Piper Alpha was one of the first platforms in the North Sea and one of the largest, producing some 125,000 barrels daily. It accounts for two-thirds of Occidental's North Sea production and, linked with surrounding fields which fed through its pipelines, it accounts for 12 percent of total North Sea production. The surrounding fields are now shut down, and company officials say it could be a year before Piper Alpha is back in operation.
The cause of the explosion is believed to be the newly installed gas compression facilities which compress gas from undersea wells and pipe it ashore at 2,000 pounds per square inch or reinject it back into the wellhead to maintain pressure.
Experts say a sudden surge may have caused a leak and explains the screaming whistle sound which crew members say they heard seconds before the explosion.
After showing Prime Minister Margaret Thatcher his company's offices Friday, Mr. Hammer told reporters in Aberdeen that it was a mistake to locate this dangerous facility directly below the crew's quarters.
``Mrs. Thatcher and the company think that when we complete our inquiry and the government complete theirs, it may well be that the living quarters for the men will have to be moved from the precarious position they are now in,'' he said.
Many crew members were trapped in their living compartment, and the suddenness with which the entire platform was engulfed in flames and torn apart by secondary explosions made timely rescue impossible.
A sizable rescue effort, including assistance from NATO naval forces operating nearby, ended over the weekend after hopes were given up of recovering more crew members from the sea.
Some British oil rig designers, according to the Sunday Times, have proposed segregating worker accommodations on a separate platform from the drilling and processing operations, linking the platforms by bridges.
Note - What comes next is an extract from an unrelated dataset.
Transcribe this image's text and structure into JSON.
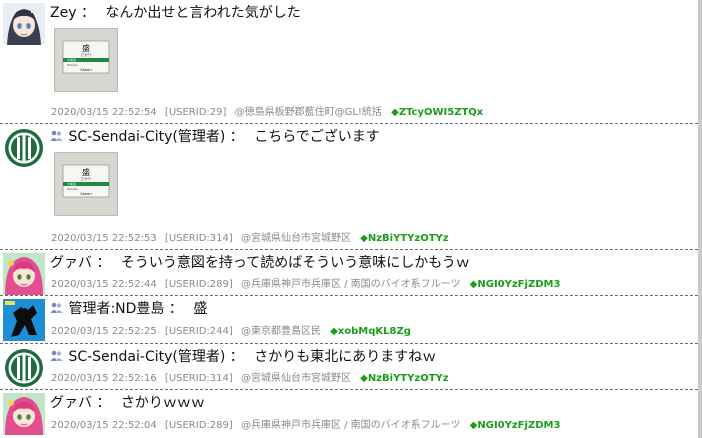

But the cost of oil platforms is already extremely high, and companies have resisted making expensive modifications to meet safety standards not required by regulating authorities.
A former safety manager for Occidental, Jack Donaldson, told a Scottish newspaper that he had recommended safety measures for Piper Alpha after a gas explosion four years ago. He claimed that the recommendations were not accepted because it would require shutting down the platform for six weeks and losing revenue. The British government is under pressure to release the report on that incident which was not made public.
Occidental and Britain's Department of Energy are conducting separate inquiries into the Piper Alpha disaster. But investigation is made difficult because of the destruction of Piper Alpha's control room with its computer printouts showing pressure readings for pipelines and equipment in the complex platform. The accident brings to more than 500 the fatalities from oil-field operations during the 17 years oil and gas have been recovered in the North Sea.
Insurance market analysts in London have said that the Piper Alpha disaster could cost the insurance industry $1 billion in claims and could considerably raise insurance premiums for the oil companies.